TypeScript: Is there a way to typecheck function arity?

Question

Given the following code:

type Function0<T> = () => T;
type Function1<T, A1> = (arg1: A1) => T;
type Function2<T, A1, A2> = (arg1: A1, arg2: A2) => T;

const foo: Function1<string, any> = () => "hi there";

I'd expect to get some sort of error, because I'm trying to assert some 0-argument function is a type that takes one argument.

However, the following compiles perfectly fine. Is there some way to type-check that these arities exactly match?

Answer 1

By default typescript assumes that a function with fewer parameters can be assign to where a the function will be called with more parameters, as the extra arguments will get ignored and no harm will come of it. A reasonable assumption:

const foo: Function1<string, any> = () => "hi there";
foo("Ignored, but why would that be a problem ?")

That being said, we can in some circumstances force the passed in function to have the same number of parameters as the expected number of parameters.

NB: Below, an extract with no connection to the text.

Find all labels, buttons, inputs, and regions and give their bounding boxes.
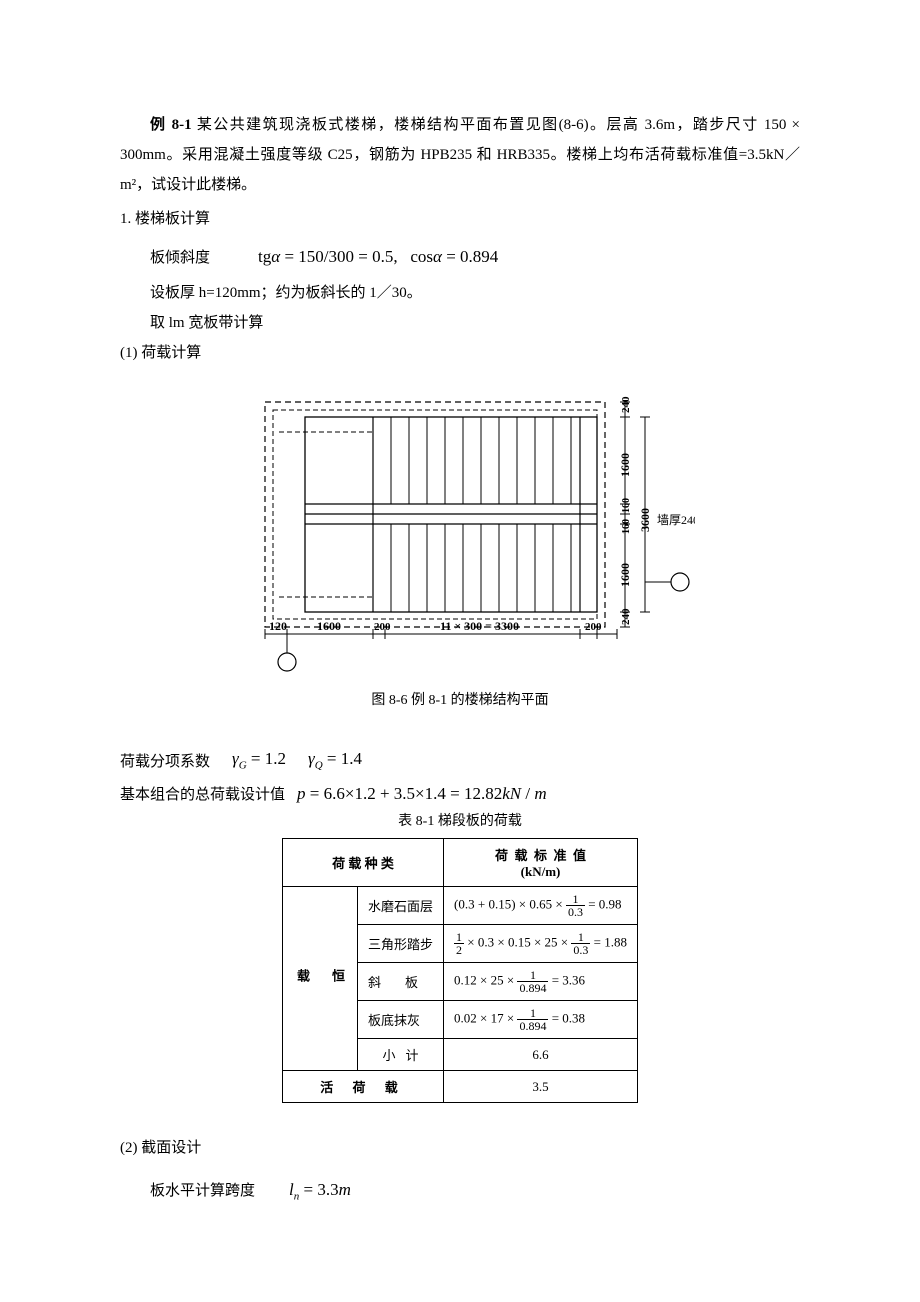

This scenario involves passing the function to another function and using some conditional types to force an error if there are too few arguments:

type IsArg1Valid<T extends (...a: any) => any, E> = Parameters<T>['length'] extends 1 ? {} : E ;
function withFoo<T extends (arg: string) => any>(foo:  T & IsArg1Valid<T, "You need to pass in a function with a first argument">){

}
withFoo(()=> {}) //Type '() => void' is not assignable to type '"You need to pass in a function with a first argument"'.
withFoo(a=> console.log(a)) //ok
withFoo((a, b)=> console.log(a)) 

Play

Note You should think long and hard if passing in a function with fewer parameters is truly an error, it should be harmless to do so in all circumstances at runtime. The only argument for it might be that the caller might overlook useful passed in parameters, but this might not justify forcing everyone to specify all paramters all the time

Answer 2

This

const foo: Function1<string, any> = () => "hi there";

is no different from a function that declares, but does not use its arguments:

const foo_anyway: Function1<string, any> = (arg1: any) => "hi there";

In Javascript, you will get no error if you call foo_anyway without arguments.

So it does not make sense to report errors about function values that are actually compatible with declared type.

On the other hand, if it needs more arguments, it becomes incompatible and the error is reported if you turn on --strictFunctionTypes (compatibility rules for function types in TypeScript are even less strict by default, see function parameter bivariance)

const foo_error: Function1<string, any> = (arg1: any, arg2: string) => "hi there";

//Type '(arg1: any, arg2: string) => string' is not assignable 
// to type 'Function1<string, any>'.